Nel mese di ottobre 2025, ANAB ha iniziato la sua partecipazione al progetto europeo ECO-ReDi (nº 25PCP0003), un’iniziativa KA2 cofinanziata dall’Unione Europea nell’ambito del programma Erasmus+.
Il progetto mira a promuovere la formazione nell’eco-costruzione nell’era digitale, rafforzando le competenze tecniche e digitali di professionisti e apprendisti del settore.
Il progetto Erasmus+ ECO-REDI rappresenta un’iniziativa all’avanguardia volta a modernizzare la formazione nel settore delle costruzioni sostenibili attraverso l’integrazione di strumenti tecnologici.
Il cuore pulsante della proposta è lo sviluppo di un gioco educativo interattivo, progettato per trasformare l’apprendimento teorico in abilità pratiche e coinvolgenti per i futuri professionisti. L’attenzione si focalizza sull’uso di materiali naturali come terra cruda e canapa, analizzandone l’applicazione specifica nei processi di isolamento e ristrutturazione edilizia.
Riunendo architetti, formatori e imprese, il programma mira a definire nuovi standard pedagogici digitali che rispondano alle sfide ecologiche dell’architettura moderna.
Una strategia per colmare il divario tra le tecniche costruttive tradizionali e le opportunità dell’era digitale.
ECO-ReDi si impegna in un nuovo modo di apprendimento basato su strumenti pedagogici digitali e accessibili, come una piattaforma di formazione e un gioco serio per mettere in pratica le tecniche di eco-costruzione in modo interattivo. Questa iniziativa mira a continuare la formazione nei mestieri e nelle tecniche di eco-costruzione, a pubblicizzare le innovazioni nei materiali e strumenti digitali e a sviluppare un modello pedagogico sostenibile e trasferibile per la formazione professionale.
Il progetto è coordinato da AiD – Actions intégrées de développement (Belgio) e ha la partecipazione degli enti ANAB – Associazione Nazionale Architettura Bioecologica (Italia), Aplomb – Apprendre à Construir (Francia) e Corsica Patrimonia Petra (Francia), oltre che della Fundación Privada Trinijove come rappresentante dello Stato spagnolo.
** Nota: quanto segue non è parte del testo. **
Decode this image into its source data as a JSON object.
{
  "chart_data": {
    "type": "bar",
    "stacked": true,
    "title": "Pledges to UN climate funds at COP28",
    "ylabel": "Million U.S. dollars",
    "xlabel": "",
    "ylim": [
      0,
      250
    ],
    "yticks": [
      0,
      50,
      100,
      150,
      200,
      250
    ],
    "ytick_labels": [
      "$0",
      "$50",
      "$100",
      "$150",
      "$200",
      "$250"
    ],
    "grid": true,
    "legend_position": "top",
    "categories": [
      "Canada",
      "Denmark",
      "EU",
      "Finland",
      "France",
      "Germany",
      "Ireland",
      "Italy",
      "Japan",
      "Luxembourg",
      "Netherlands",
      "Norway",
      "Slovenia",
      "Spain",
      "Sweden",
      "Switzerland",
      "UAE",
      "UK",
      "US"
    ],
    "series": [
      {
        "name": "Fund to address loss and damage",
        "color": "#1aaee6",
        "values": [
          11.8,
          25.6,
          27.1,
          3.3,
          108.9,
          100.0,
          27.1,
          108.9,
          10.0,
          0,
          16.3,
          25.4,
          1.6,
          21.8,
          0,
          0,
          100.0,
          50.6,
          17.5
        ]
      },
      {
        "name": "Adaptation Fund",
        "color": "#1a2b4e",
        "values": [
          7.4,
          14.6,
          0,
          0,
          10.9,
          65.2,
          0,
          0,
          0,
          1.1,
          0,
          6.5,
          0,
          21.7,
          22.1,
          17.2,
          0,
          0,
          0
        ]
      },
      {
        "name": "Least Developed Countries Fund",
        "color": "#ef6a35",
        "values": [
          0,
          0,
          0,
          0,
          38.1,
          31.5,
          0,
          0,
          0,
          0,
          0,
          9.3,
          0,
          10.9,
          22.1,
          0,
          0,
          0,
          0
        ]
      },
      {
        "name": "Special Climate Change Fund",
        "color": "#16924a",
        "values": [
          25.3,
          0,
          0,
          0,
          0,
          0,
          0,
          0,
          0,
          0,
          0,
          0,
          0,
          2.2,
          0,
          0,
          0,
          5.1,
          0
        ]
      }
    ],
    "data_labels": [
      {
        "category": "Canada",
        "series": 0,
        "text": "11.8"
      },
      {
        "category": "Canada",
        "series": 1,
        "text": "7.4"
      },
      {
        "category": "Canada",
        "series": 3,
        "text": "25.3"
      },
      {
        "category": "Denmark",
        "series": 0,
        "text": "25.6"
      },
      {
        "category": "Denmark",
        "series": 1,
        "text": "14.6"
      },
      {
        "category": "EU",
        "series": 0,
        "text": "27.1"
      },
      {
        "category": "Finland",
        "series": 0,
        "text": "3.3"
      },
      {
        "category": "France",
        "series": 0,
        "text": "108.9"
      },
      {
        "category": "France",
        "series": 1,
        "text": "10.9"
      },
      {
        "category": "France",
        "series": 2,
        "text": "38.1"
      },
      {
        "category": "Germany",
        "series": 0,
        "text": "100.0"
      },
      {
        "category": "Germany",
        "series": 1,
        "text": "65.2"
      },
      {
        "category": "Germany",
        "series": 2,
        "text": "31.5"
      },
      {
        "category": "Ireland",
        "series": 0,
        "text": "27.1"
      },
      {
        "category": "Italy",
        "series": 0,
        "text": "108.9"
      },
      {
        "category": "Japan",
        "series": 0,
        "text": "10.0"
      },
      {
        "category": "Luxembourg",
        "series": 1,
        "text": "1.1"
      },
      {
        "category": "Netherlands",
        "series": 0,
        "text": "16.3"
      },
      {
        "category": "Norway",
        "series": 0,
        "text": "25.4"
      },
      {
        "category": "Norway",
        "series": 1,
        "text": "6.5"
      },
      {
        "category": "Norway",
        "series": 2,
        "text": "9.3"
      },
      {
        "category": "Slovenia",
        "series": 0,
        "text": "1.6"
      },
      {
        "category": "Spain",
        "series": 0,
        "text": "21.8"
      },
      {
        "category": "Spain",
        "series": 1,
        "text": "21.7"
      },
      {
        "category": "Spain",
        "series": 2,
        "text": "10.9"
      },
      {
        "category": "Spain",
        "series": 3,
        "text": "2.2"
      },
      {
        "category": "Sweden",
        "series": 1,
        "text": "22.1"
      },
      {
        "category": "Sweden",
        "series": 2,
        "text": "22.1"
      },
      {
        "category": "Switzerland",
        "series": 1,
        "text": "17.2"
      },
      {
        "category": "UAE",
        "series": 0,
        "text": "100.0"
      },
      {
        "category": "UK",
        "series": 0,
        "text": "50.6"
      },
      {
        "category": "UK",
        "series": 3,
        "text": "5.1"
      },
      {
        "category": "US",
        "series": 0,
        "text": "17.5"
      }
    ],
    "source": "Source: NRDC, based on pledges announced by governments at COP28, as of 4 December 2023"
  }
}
Con la collaborazione di questi partner europei, ECO-ReDi mira a migliorare la qualità della formazione professionale e a facilitare l’occupazione nel settore delle costruzioni sostenibili e digitali.
In sintesi, il progetto Erasmus+ ECO-REDI, il cui titolo esteso è “Eco-costruzione nell’era digitale”, si pone diversi obiettivi fondamentali legati all’innovazione pedagogica nel settore dell’edilizia sostenibile:
- Creazione di un “Serious Game” (gioco serio): L’obiettivo centrale del progetto è lo sviluppo di un gioco serio dedicato all’eco-costruzione. Questo strumento è pensato per facilitare l’acquisizione di abilità pratiche da parte dei tirocinanti, rendendo l’apprendimento più interattivo.
- Identificazione dei bisogni e delle risorse educative: Il progetto mira a mappare le necessità, i desideri e le idee dei formatori (allenatori), oltre a censire le risorse educative già esistenti (come articoli tecnici, libri o approcci di “imparare facendo”) per integrarle nello sviluppo del gioco.
- Focus su materiali e tecniche specifiche: Il progetto approfondisce l’uso di materiali naturali e sostenibili, in particolare la terra cruda, la canapa e la cellulosa. Si pone l’obiettivo di identificare le problematiche comuni nella trasmissione delle competenze relative all’implementazione di questi materiali.
- Analisi dei processi lavorativi: ECO-REDI analizza le diverse fasi del lavoro nell’eco-costruzione, con un interesse specifico verso l’isolamento e l’uso della canapa in contesti di ristrutturazione.
- Integrazione digitale nella formazione: Come suggerito dal titolo, il progetto cerca di coniugare le tecniche di costruzione ecologica con le opportunità offerte dall’era digitale, definendo nuovi formati di formazione e strumenti tecnologici adatti.